Four-Story Crack Alarms White Building Residents

Residents of Phnom Penh’s “White Building” met with officials from City Hall and the Ministry of Land Management on Monday to voice their concerns about a 5-cm-wide crack that shot up the inside of the aging apartment block’s south-facing wall the previous evening.

The crack, which extends from the ground to the roof of the four-story building, is just meters from the half-dug foundation of a planned hotel, and appeared shortly before 6 p.m. on Sunday as a pile driver broke up earth inside the adjacent construction site, according to Khat Narith, chief of Tonle Bassac commune in Chamkar Mon district.

Building materials are seen Monday inside a construction site just south of Phnom Penh's 'White Building' and adjacent to a mostly empty plot of land owned by private developer 7NG. (Siv Channa/The Cambodia Daily)
Building materials are seen Monday inside a construction site just south of Phnom Penh’s ‘White Building’ and adjacent to a mostly empty plot of land owned by private developer 7NG. (Siv Channa/The Cambodia Daily)

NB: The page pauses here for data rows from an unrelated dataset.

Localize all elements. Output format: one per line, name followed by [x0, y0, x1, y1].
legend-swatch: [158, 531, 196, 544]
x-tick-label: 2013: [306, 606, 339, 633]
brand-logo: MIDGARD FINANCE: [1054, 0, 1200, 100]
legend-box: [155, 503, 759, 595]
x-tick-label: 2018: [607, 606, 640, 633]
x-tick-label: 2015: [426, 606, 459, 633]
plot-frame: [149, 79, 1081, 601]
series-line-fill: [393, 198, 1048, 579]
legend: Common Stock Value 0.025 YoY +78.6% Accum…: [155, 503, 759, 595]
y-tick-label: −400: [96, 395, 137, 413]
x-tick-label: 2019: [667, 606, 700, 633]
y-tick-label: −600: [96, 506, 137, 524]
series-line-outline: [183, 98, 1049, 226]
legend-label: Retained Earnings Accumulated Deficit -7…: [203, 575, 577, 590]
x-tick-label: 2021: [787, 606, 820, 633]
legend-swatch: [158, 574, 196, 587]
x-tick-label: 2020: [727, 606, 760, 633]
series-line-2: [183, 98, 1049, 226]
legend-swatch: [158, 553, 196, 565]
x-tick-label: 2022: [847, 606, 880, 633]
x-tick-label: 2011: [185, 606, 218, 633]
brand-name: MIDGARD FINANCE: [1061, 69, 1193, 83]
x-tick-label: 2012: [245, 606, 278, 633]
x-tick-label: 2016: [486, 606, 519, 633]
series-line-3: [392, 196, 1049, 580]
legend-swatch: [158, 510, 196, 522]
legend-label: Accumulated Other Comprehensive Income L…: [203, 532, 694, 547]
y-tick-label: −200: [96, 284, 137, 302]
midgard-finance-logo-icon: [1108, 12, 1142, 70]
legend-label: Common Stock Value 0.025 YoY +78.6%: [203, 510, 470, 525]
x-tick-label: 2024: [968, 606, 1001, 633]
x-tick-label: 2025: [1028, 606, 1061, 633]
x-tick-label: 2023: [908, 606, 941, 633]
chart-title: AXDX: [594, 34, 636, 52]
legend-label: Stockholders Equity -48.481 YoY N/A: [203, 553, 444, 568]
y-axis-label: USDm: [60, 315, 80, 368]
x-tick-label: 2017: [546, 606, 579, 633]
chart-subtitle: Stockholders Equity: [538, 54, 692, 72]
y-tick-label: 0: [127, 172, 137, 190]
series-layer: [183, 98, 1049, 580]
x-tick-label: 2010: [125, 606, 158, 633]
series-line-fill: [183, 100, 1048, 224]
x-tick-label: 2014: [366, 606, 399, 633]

Mr. Narith said the site had been sold by local developer 7NG—which violently evicted hundreds of families from a plot of prime land behind the White Building in 2009 —to a Cambodian businessman named Rithy Samnang.

“The Dey Krahorm community sold it to 7NG, then 7NG sold [part of] it to the businessman,” he said, adding that Mr. Samnang hired the Malaysian construction firm Biaxis to begin digging a foundation for the hotel about a month ago.

7NG spokesman Chheang Bona on Monday said he knew nothing about a deal between his company and Mr. Samnang. Mr. Samnang could not be reached.

Meas Sithan, 50, who has been living with his family in the White Building since the 1980s, said that when the crack appeared in the building on Sunday evening, he and about a dozen other tenants hurried to stop activity on the construction site before more damage could be done.

“We could not let them continue working because the building might have collapsed, so we had to keep them from digging the land,” Mr. Sithan said, adding that residents asked officials to meet with them the next morning.

Keurt Sareth, an undersecretary of state at the Land Management Ministry who met with residents Monday, said the crack had not necessarily been caused by the construction next door.

Mr. Sareth said he had nevertheless asked Mr. Samnang to stop digging the foundation, which he said was for an office building—not a hotel.

“I told the company to stop digging the land because we are checking all reasons the wall might have cracked,” he said, adding that he planned to put a large mirror over the crack on the interior wall. If the crack worsened, he explained, the mirror would shatter.

Mr. Sareth said Mr. Samnang’s construction site was less than 3,000 square meters in size and would therefore only needed approval from City Hall, as only those projects over 3,000 square meters require a license from his ministry.

Asked whether City Hall had authorized Mr. Samnang to construct a building next to the White Building, municipal spokesman Long Dimanche refused to answer the question.

Asked why 7NG had been allowed to sell off part of the land it had promised to develop into a residential and office space, which remains deserted save for parking areas and football pitches, Mr. Dimanche said the company had the right to do with the land whatever it pleased.

“Whether they develop or do anything else is up to the company,” he said. “The company swapped with the community, so the land is the company’s private land. How is that illegal?”

“If they build a cockfighting ring, that would be illegal,” he added.

In August, multiple residents of the White Building, a low-cost housing project built under then-Prince Norodom Sihanouk in 1963 that now houses more than 600 families—said representatives of 7NG had been quietly buying apartments in the building.

The next month, Phnom Penh governor Pa Socheatvong said the White Building had been condemned and needed to be demolished, though City Hall later backtracked amid public outcry over the comments.